As Government Releases Evidence of Systemic Mortgage Fraud, FBI Focuses on Distressed Homeowner Fraud
The Administration finally released the HUD Inspector General Reports that consist of the only investigation of foreclosure fraud conducted as part of the foreclosure settlement.
I’ll probably have more to say about the reports tomorrow. But here’s a hint. The Wells Fargo report describes WF management refusing almost all cooperation.
Wells Fargo provided a list of 14 affidavit signers and notaries and then initially restricted our access to interview them. Wells Fargo attorneys interviewed them first and then only allowed us to interview 5 of the 14 affidavit signers. Wells Fargo told us that we could not interview the others because they had reported questionable affidavit signing or notarizing practices when it interviewed them. After discussion with attorneys for Wells Fargo and OIG counsel, terms were agreed to, permitting us to interview these remaining nine persons. The terms that Wells Fargo set required that Wells Fargo management and attorneys attend all of the interviews as facilitators. This condition resulted in delays and may have limited the effectiveness of those interviews. Wells Fargo’s terms also required that persons we interviewed have private counsel present on their behalf. Wells Fargo chose the private counsel and paid the attorney fees of the persons we interviewed. Wells Fargo was not timely in arranging the private attorneys, which further delayed our interviews.
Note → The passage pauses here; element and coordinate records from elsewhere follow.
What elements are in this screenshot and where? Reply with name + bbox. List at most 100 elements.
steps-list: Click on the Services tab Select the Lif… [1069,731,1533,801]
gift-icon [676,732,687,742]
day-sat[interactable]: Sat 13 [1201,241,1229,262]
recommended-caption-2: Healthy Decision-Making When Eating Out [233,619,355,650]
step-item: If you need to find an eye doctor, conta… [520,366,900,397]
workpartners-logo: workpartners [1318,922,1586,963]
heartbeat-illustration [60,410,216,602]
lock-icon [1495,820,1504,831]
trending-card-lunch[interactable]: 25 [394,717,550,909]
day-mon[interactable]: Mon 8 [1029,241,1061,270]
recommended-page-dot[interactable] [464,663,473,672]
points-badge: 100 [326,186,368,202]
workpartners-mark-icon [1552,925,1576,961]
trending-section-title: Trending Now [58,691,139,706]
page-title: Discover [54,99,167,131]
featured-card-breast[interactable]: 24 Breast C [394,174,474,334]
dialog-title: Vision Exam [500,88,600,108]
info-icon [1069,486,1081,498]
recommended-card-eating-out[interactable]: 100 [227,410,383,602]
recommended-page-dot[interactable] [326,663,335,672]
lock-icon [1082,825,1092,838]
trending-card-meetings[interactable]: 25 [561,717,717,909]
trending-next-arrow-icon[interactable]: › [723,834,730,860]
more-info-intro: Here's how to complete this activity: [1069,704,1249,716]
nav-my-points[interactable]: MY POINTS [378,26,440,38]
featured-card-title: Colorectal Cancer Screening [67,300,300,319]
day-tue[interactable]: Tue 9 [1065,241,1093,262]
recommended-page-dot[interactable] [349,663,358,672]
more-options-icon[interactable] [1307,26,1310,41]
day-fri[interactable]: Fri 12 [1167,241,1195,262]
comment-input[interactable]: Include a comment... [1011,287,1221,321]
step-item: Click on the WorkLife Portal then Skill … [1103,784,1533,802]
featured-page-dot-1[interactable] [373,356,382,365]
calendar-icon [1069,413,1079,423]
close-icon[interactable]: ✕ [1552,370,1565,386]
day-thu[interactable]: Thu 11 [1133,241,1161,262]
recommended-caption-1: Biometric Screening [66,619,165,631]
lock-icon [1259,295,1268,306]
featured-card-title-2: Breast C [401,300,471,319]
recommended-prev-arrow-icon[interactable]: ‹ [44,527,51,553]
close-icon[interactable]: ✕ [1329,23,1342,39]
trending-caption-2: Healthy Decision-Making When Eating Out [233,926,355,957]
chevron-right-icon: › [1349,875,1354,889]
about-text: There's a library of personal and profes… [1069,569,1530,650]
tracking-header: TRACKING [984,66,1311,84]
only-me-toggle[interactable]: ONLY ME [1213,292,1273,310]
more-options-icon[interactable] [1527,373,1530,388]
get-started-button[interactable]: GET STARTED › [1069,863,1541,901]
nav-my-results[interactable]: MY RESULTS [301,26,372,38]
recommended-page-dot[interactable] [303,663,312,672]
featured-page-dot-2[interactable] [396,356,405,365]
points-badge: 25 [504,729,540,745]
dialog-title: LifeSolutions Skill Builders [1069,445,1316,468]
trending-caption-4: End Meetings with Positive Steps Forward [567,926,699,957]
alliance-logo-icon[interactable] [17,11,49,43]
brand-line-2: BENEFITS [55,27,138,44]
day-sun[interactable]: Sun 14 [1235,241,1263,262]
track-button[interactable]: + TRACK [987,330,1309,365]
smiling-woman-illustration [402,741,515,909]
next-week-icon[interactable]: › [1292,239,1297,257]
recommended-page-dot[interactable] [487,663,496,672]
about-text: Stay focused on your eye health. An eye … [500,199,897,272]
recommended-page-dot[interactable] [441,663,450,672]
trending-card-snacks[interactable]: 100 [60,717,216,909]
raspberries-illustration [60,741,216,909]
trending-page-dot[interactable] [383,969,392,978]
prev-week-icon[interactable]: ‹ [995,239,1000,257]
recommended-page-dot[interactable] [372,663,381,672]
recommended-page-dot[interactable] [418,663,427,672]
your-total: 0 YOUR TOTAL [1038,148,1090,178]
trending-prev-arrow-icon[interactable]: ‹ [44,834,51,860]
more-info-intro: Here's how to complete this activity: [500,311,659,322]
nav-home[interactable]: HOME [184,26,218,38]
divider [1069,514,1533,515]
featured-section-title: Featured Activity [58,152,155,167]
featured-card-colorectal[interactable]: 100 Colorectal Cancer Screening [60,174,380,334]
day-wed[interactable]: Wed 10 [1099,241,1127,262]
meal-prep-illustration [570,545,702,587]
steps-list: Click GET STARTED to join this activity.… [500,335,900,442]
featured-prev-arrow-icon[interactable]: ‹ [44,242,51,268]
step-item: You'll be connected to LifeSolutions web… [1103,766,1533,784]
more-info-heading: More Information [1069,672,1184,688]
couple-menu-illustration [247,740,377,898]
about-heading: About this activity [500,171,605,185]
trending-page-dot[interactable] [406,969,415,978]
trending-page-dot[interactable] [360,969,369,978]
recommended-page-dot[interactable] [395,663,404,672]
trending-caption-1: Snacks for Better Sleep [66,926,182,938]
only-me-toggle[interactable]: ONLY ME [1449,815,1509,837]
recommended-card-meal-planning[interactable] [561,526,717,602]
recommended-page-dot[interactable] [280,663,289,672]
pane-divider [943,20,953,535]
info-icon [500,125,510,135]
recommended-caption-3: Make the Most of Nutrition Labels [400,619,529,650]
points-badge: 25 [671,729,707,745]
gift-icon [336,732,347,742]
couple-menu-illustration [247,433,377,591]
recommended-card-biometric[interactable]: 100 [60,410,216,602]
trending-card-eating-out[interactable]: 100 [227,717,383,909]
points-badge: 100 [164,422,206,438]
And it concludes that WF may have have violated the False Claims Act.
Based upon the results of our review, Wells Fargo’s practices may have exposed it to liability under the False Claims Act for submitting the claims for insurance benefits to FHA without following HUD requirements. We provided our preliminary findings to DOJ for its assessment and determination on any potential liability issues.
In other words, the government has been sitting on evidence of significant crime for the last 18 months–crime that resulted in people losing their homes and the government being defrauded.
The government just gave the banks a Get Out of Jail Free Card for those crimes.
Meanwhile, here’s the financial fraud the FBI says it spent 2011 investigating, while DOJ sat on this evidence and the underlying frauds it clearly would lead to:
Mortgage fraud: During 2011, mortgage origination loans were at their lowest levels since 2001, partially due to tighter underwriting standards, while foreclosures and delinquencies have skyrocketed over the past few years. So, distressed homeowner fraud has replaced loan origination fraud as the number one mortgage fraud threat in many FBI offices. Other schemes include illegal property flipping, equity skimming, loan modification schemes, and builder bailout/condo conversion. During FY 2011, we had 2,691 pending mortgage fraud cases.
Financial institution fraud: Investigations in this area focused on insider fraud (embezzlement and misapplication), check fraud, counterfeit negotiable instruments, check kiting, and fraud contributing to the failure of financial institutions. The FBI has been especially busy with that last one—in FY 2010, 157 banks failed, the highest number since 181 financial institutions closed in 1992 at the height of the savings and loan crisis.
Distressed homeowner fraud, property flipping, and check kiting. That’s what the FBI has been looking at during the entire period when DOJ has just been sitting on this evidence of much greater, more destructive fraud.